Analysis of nonlinear implicit fractional differential equations with the Atangana-Baleanu derivative via measure of non-compactness

• Published in: AIMS mathematics Vol. 9; no. 10; pp. 27058 - 27079
• Main Authors: Kucche, Kishor D., Sutar, Sagar T., Nisar, Kottakkaran Sooppy
• Format: Journal Article
• Language: English
• Published: AIMS Press 01.01.2024
• Subjects: existence results; fixed point theorem; implicit fractional differential equations; measure of non-compactness; non-singular kernel
• ISSN: 2473-6988; 2473-6988
• DOI: 10.3934/math.20241316

In this study, we proved existence results for nonlinear implicit fractional differential equations with the Caputo version of the Atangana-Baleanu derivative, subject to the boundary and nonlocal initial conditions.

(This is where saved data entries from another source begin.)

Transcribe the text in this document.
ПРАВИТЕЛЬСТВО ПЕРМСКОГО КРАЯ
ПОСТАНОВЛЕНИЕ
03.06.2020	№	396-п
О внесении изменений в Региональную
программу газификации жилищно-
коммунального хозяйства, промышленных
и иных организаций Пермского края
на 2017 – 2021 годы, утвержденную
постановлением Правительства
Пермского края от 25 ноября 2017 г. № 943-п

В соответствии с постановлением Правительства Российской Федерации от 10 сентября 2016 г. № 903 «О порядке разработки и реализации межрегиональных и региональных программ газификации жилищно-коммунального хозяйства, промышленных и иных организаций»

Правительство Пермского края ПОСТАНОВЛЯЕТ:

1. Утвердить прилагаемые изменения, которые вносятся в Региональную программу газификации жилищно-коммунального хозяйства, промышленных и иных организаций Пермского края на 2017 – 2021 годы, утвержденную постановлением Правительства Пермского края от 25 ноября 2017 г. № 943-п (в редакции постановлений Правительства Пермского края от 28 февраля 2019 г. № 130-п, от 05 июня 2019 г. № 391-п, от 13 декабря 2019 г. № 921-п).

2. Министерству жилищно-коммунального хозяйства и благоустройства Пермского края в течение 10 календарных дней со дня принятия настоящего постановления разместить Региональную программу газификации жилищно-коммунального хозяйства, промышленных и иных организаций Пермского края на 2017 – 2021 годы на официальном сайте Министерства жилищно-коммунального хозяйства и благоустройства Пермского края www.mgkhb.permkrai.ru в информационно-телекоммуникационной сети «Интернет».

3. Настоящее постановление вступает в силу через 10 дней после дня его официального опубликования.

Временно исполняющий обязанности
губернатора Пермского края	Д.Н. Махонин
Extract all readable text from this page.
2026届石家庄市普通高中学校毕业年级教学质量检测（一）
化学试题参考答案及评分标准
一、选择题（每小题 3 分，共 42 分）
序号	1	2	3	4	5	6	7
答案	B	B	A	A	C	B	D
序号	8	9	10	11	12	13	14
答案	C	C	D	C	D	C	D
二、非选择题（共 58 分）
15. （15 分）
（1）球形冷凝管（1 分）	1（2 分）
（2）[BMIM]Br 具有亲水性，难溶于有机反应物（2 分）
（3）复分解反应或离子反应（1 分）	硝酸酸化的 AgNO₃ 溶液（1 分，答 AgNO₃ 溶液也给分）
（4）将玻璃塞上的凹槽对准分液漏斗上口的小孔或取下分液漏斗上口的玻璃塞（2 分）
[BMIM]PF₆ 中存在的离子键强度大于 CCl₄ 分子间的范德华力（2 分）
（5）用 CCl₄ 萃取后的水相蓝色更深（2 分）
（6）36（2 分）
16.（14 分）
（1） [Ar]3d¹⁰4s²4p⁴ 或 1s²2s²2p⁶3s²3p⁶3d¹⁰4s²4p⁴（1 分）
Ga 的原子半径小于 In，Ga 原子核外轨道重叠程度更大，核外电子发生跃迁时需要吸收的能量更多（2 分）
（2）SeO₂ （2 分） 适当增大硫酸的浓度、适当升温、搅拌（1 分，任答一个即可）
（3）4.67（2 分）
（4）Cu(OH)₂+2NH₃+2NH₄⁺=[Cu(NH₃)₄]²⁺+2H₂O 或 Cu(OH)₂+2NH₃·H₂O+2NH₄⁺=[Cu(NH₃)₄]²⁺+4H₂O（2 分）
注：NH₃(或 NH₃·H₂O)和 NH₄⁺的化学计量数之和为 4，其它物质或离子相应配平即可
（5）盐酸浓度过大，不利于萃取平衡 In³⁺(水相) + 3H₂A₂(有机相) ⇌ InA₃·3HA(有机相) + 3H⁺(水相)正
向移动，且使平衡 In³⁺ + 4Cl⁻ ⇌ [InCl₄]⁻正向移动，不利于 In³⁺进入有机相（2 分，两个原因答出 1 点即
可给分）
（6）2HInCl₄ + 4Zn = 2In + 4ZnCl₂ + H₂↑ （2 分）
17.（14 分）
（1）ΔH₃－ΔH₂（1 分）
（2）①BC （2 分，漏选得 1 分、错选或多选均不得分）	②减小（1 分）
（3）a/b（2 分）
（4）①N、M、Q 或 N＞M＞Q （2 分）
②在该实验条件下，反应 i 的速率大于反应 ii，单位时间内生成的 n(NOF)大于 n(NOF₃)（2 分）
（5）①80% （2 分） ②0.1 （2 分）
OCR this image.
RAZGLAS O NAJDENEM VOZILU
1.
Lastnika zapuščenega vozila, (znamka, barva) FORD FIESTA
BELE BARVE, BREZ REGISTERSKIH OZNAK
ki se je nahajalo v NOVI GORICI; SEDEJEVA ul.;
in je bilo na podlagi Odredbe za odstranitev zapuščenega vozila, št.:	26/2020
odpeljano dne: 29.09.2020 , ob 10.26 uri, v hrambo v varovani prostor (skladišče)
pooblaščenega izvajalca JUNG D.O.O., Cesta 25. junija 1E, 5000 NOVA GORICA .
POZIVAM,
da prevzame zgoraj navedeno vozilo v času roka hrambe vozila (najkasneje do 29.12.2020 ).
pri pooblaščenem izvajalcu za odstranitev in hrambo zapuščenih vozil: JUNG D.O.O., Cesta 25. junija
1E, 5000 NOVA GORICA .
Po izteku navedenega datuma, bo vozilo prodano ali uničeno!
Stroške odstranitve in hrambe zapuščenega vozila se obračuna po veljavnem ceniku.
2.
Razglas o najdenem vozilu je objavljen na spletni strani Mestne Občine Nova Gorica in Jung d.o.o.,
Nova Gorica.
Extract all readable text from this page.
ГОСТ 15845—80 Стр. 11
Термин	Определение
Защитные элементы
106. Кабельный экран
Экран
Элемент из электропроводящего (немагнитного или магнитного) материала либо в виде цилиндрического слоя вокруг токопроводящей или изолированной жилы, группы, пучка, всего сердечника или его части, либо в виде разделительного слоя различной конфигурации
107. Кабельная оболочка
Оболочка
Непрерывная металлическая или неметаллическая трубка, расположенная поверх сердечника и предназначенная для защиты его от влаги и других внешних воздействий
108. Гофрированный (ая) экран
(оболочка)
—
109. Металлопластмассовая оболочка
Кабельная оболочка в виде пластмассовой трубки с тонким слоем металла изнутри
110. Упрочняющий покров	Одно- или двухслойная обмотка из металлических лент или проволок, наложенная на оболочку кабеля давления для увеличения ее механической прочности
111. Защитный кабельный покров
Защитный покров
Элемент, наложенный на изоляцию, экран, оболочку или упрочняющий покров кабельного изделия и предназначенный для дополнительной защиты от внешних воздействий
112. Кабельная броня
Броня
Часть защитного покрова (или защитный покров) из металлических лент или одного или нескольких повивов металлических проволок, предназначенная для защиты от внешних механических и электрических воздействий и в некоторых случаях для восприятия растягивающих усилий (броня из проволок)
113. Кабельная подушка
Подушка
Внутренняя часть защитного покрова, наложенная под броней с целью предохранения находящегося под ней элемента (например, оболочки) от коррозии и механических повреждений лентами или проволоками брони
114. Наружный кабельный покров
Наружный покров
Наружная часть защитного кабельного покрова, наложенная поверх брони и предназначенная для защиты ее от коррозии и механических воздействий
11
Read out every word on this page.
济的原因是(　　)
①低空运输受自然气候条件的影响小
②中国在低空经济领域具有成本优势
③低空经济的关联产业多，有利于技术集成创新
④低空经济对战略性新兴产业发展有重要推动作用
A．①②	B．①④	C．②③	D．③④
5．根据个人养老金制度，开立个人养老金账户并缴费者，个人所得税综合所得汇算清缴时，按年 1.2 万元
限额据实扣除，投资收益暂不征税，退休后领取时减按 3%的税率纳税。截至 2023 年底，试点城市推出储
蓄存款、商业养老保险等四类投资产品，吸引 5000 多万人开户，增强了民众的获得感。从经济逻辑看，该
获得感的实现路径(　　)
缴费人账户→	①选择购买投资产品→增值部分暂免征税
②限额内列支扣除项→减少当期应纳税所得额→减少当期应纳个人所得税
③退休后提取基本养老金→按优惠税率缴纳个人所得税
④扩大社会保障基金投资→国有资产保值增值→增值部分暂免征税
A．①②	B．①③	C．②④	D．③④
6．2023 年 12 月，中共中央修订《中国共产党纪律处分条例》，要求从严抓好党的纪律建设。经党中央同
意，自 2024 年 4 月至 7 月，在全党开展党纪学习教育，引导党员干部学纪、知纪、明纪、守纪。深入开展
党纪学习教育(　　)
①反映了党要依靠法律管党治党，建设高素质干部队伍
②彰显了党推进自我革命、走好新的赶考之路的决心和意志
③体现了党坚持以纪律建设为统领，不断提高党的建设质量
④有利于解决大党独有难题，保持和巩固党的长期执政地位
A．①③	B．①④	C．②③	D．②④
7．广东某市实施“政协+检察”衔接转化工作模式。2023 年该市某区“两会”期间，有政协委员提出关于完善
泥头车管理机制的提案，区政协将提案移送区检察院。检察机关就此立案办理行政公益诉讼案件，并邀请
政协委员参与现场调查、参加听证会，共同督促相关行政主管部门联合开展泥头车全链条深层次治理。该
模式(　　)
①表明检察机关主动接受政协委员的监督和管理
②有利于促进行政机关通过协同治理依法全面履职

The Kuratowski's measure of non-compactness and its associated fixed point theorems–Darbo's fixed point theorem and Mönchh's fixed point theorem, are the foundation for the analysis in this paper. We support our results with examples of nonlinear implicit fractional differential equations involving the Caputo version of the Atangana-Baleanu derivative subject to both boundary and nonlocal initial conditions. In addition, we provide solutions to the problems we considered.